History is no guarantee of future success, but we know that international tourism has survived and grown over the last 20 years, surviving challenging world events such as the 9/11 attacks, the SARS outbreak and the 2008 financial crisis. Each time the industry was knocked back, growth eventually resumed an upward trajectory.
The young will go first. Travel will involve nearby destinations. Economy travel will recover more quickly. And outdoor and nature-related destinations will be more popular than congested cities. Like many other sectors and industries, travel too will largely be local and regional in the near future.
Our confidence in the sector remains because Southeast Asia’s travel and tourism sector has all the elements to recover fast, and we have already started to see signs of recovery with local tourism picking up.
Even historically, over 50% of Southeast Asian tourists were from the region and in future this trend will only accelerate and intensify.

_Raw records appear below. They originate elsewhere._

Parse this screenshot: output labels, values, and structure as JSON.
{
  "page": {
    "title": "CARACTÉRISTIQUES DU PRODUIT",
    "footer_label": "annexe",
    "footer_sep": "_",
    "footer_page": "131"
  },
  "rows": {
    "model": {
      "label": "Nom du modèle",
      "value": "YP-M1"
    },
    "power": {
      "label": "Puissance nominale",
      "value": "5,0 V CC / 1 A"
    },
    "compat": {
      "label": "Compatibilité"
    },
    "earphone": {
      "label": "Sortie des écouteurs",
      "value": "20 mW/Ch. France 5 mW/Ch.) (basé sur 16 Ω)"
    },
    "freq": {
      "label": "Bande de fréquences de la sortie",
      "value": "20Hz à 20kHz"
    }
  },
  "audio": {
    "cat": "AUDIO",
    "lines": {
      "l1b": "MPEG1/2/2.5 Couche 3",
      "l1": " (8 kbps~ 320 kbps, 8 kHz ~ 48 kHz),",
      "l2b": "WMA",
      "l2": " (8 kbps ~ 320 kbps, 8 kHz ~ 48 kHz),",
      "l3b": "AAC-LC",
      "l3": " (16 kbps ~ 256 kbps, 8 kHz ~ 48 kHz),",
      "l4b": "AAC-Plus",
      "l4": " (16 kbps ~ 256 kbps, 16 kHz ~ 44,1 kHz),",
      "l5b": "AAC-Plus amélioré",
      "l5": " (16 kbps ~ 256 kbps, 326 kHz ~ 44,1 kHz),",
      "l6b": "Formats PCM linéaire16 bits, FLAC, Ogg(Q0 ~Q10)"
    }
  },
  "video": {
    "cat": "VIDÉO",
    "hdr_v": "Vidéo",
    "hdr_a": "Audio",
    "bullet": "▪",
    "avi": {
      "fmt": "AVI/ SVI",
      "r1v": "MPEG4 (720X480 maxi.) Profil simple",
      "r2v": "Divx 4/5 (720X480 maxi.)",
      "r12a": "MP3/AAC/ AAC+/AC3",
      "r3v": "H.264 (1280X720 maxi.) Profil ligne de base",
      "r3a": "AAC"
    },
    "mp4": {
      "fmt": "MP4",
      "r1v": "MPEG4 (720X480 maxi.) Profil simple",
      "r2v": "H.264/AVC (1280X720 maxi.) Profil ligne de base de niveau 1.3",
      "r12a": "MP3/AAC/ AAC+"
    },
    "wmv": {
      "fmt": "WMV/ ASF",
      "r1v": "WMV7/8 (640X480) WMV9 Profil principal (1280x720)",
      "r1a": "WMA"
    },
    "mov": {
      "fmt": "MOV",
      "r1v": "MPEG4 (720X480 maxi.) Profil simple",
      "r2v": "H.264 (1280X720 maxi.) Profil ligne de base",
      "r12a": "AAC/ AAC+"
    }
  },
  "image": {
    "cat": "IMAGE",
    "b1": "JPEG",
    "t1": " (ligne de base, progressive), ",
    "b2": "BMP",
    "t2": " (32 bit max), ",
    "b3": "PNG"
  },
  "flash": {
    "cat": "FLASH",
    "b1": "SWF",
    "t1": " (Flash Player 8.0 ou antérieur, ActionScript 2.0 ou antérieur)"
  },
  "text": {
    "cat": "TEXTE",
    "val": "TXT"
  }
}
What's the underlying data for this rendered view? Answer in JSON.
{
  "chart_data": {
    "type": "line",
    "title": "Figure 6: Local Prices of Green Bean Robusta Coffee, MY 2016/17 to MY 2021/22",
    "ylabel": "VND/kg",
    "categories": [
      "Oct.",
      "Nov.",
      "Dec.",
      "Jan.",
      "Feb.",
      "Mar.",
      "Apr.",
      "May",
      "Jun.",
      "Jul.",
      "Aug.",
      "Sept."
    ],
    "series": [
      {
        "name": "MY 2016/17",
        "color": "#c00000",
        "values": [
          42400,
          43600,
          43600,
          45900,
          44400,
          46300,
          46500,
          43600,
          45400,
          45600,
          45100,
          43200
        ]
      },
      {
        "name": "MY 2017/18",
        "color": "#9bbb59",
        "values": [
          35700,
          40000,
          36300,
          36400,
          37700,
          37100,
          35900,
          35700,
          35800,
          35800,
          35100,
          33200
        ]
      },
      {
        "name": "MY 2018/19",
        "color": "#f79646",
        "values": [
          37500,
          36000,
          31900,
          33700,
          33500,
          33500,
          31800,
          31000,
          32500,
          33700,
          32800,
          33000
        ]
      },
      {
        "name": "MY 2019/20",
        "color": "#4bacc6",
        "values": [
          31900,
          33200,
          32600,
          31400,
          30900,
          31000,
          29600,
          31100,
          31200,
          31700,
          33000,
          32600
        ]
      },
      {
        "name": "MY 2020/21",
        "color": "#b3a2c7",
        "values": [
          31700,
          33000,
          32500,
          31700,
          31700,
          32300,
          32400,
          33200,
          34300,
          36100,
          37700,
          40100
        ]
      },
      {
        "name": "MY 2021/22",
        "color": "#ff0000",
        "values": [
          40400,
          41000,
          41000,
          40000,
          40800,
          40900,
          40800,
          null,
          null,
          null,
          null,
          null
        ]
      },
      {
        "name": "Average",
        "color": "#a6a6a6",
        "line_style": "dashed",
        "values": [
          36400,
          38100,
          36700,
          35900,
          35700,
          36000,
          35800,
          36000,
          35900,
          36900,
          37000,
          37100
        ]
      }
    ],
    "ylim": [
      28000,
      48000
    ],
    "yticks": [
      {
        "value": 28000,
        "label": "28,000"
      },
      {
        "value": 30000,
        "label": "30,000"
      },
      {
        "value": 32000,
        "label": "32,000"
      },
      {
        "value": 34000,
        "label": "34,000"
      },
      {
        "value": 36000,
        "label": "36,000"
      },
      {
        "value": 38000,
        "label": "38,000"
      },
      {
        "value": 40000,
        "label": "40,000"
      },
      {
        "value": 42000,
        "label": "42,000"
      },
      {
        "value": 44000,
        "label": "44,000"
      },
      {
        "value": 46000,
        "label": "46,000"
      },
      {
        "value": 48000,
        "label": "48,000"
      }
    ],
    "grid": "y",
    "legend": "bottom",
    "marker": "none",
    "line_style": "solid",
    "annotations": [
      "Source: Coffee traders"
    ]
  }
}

This is a region where startups in travel and tech have thrived. Not all of these will survive this crisis – that is the nature of early stage investing. But startups have the advantage over established businesses of being small enough and nimble enough to adapt and change.
Now is the time to look beyond the traditional travel tech sectors and seize the opportunities that more regional travel, changing demographics and younger travelers will bring. This could well be the beginning of new technology, startups and sectors that don’t exist yet.